REBELS OF ARON BEGIN MILITARY CAMPAIGN IN INDUSTRIAL EAST
The new revolutionary coalition of ARON has also rebelled this year, however their basis of power has been the industrial north-east, where much of the technocratic and syndicalist elements of the rebellion are headquartered. ARON itself is composed largely of four factions, the Revolutionary Officers Party (the Louvre faction), the Blanquist faction, the Popular Technocratic Party (the Sorbonne faction), and the United Revolutionary Syndicates (the Metzienne faction). The Louvre and Blanquist factions hold co-leadership of the Revolutionary Assembly (the Louvre granted the office of Great Emancipator, the Blanquists President of the Assembly), which acts as the collective government of the rebellion, organizing much of their armed forces, though an equal portion is controlled by the proletarian militias of the Metzienne, which have borne the brunt of casualties in the first year of civil war. The Metzienne have also been granted a lower house of the Assembly specifically for their syndicalist unions. The most ideologically developed, but additionally most newly integrated part of the ARON front is the Sorbonne faction, mainly technocratic intellectuals and academics turned revolutionaries who have been highly successful at engineering anti-government propaganda for ARON, with a technocratic flavour. The mishmash coalition, formed only this year but with half the Undergrounds contacts and arms has rapidly organized into a fighting force, and theyve made as much progress as the remainder of the Underground in fighting the government.

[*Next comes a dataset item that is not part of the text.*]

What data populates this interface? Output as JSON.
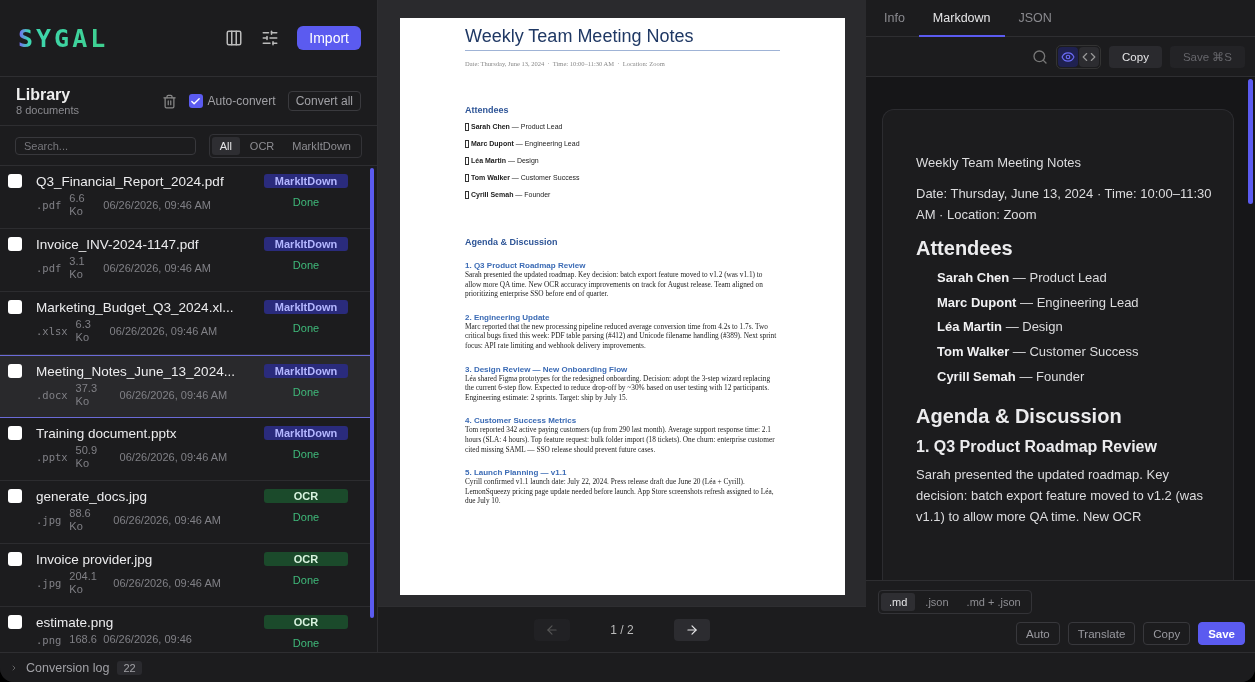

PARIS THREATENED ON ALL SIDES
The heart of France, and the former seat of military power in the country, Paris has been the main site of rebel push from both ARON and the Underground. Government forces have also recognized the importance of the citys millions of inhabitants, though have also spent the year scuffling much of the citys industrial resources to safer areas in the south. Both disrupted trade from three competing militaries combined with this policy of industrial evacuation has put the city in dire risk of starvation, however swift occupation of the city and its surrounding area might alleviate the imminent threat. Some are concerned, should ARON and the Underground push on Paris simultaneously, that urban conflict might erupt between partisans loyal to each cause, something government forces may or may not be abetting.